In an interview last month, Mariana Pestana who curated the biennial with Sumitra Upham and Billie Muraben, shared her views on why the issues discussed within the scope of the biennial are important in today’s context. “Despite knowing that we are living in an ecological crisis, we became immune to the data and statistics and numbers that are shown to us on the news, every day. We need to engage emotionally with the ecological crisis. And here, I believe empathy is fundamental: bringing emotions, affects, care, kinship into the design equation. Because we need to reassess our design processes and aims so that they benefit not just the immediate context in which they operate, but also the myriad of places, matter and species that indirectly are affected by any new design production.” (Source: VBenzeri)
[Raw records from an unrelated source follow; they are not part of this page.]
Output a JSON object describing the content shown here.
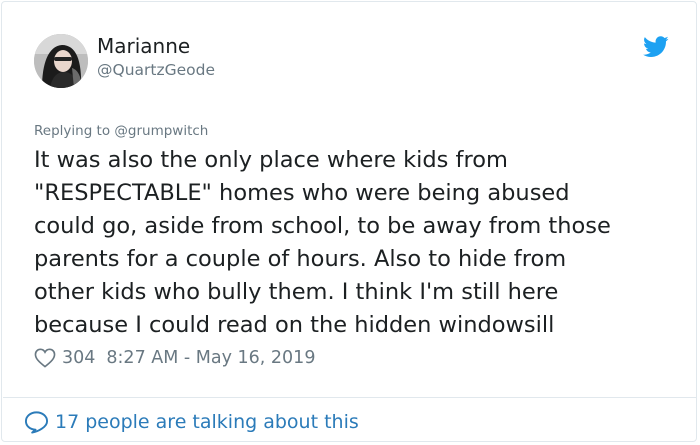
{
  "author": {
    "name": "Marianne",
    "handle": "@QuartzGeode",
    "avatar_icon": "profile-photo"
  },
  "reply_context": "Replying to @grumpwitch",
  "tweet_lines": [
    "It was also the only place where kids from",
    "\"RESPECTABLE\" homes who were being abused",
    "could go, aside from school, to be away from those",
    "parents for a couple of hours. Also to hide from",
    "other kids who bully them. I think I'm still here",
    "because I could read on the hidden windowsill"
  ],
  "meta": {
    "likes": "304",
    "timestamp": "8:27 AM - May 16, 2019"
  },
  "footer": {
    "text": "17 people are talking about this"
  },
  "colors": {
    "text": "#1c2022",
    "muted": "#697882",
    "link": "#2b7bb9",
    "twitter_blue": "#1da1f2",
    "border": "#e1e8ed"
  },
  "icons": [
    "twitter-bird-icon",
    "heart-icon",
    "speech-bubble-icon"
  ]
}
Some changes had to be made to the format of the 5th Istanbul Design Biennial, due to the pandemic. The exhibitions that ran between Oct. 15 and Nov. 15 were visited under several precautions. Director Deniz Ova said this regarding the format of the biennial: “Considering the challenges and constraints imposed during the pandemic process, we organized a program that adapts to rather than ignores today’s conditions. The pandemic prompted us to reconsider the model of the biennial. We designed a biennial which encourages new work and the production of research chains, productive and based on local production, in communication with residents of Istanbul, offering opportunities to stimulate new projects for them.” (Source: VBenzeri) Projects included in the biennial programs spread from the Mediterranean to North Africa, from Israel to Greece, from the Bosphorus to the Great Meander, with titles like ‘Library of Land and Sea, Critical Cooking Show,’ ‘Empathy Sessions,’ and’ New Civic Rituals.’ They consisted of research projects and installations that focused on political, social, and economic issues intersecting with each other intensely, through empathy, land, sea, soil, food culture, cuisine, commonalities, and collective production. Some of the projects and programs included in the 5th Istanbul Design Biennial, and the ‘activations’ consisting of talks and workshops around those projects, will continue evolving until the end of April 2021.
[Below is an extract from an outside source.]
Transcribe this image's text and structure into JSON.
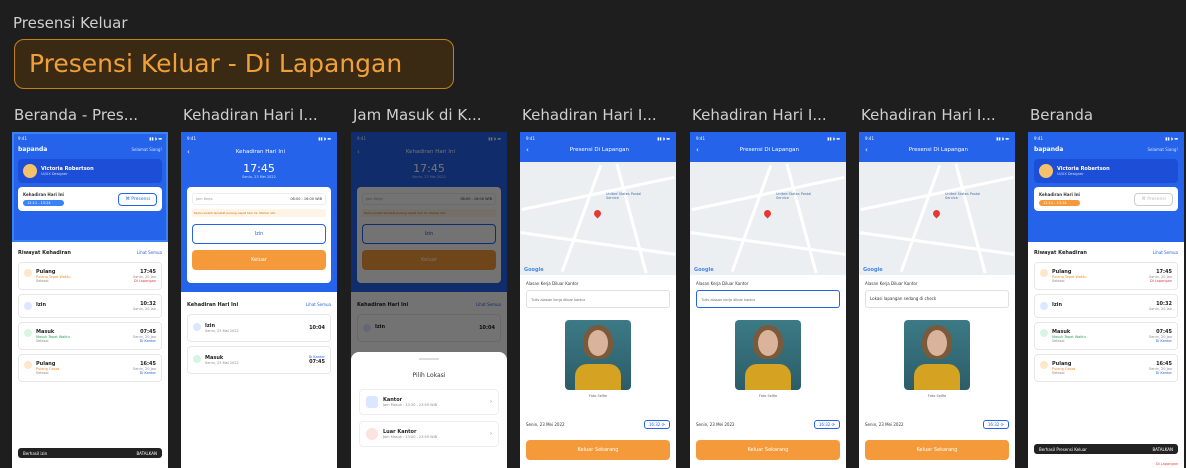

Looking at all of the content, discussions, initiatives and projects, it seems that a global proximity has been achieved on the ground in the field of design and architecture, as in other fields. With this proximity, it could be that we are in a crucial moment in terms of dialogue and interdisciplinary studies, which will continue to evolve in the upcoming years. On the other hand, there is still an urgent need to bring the production practices of the field to the service of today’s conditions in the most creative, rational and functional ways possible, in order to to create a new path for the future.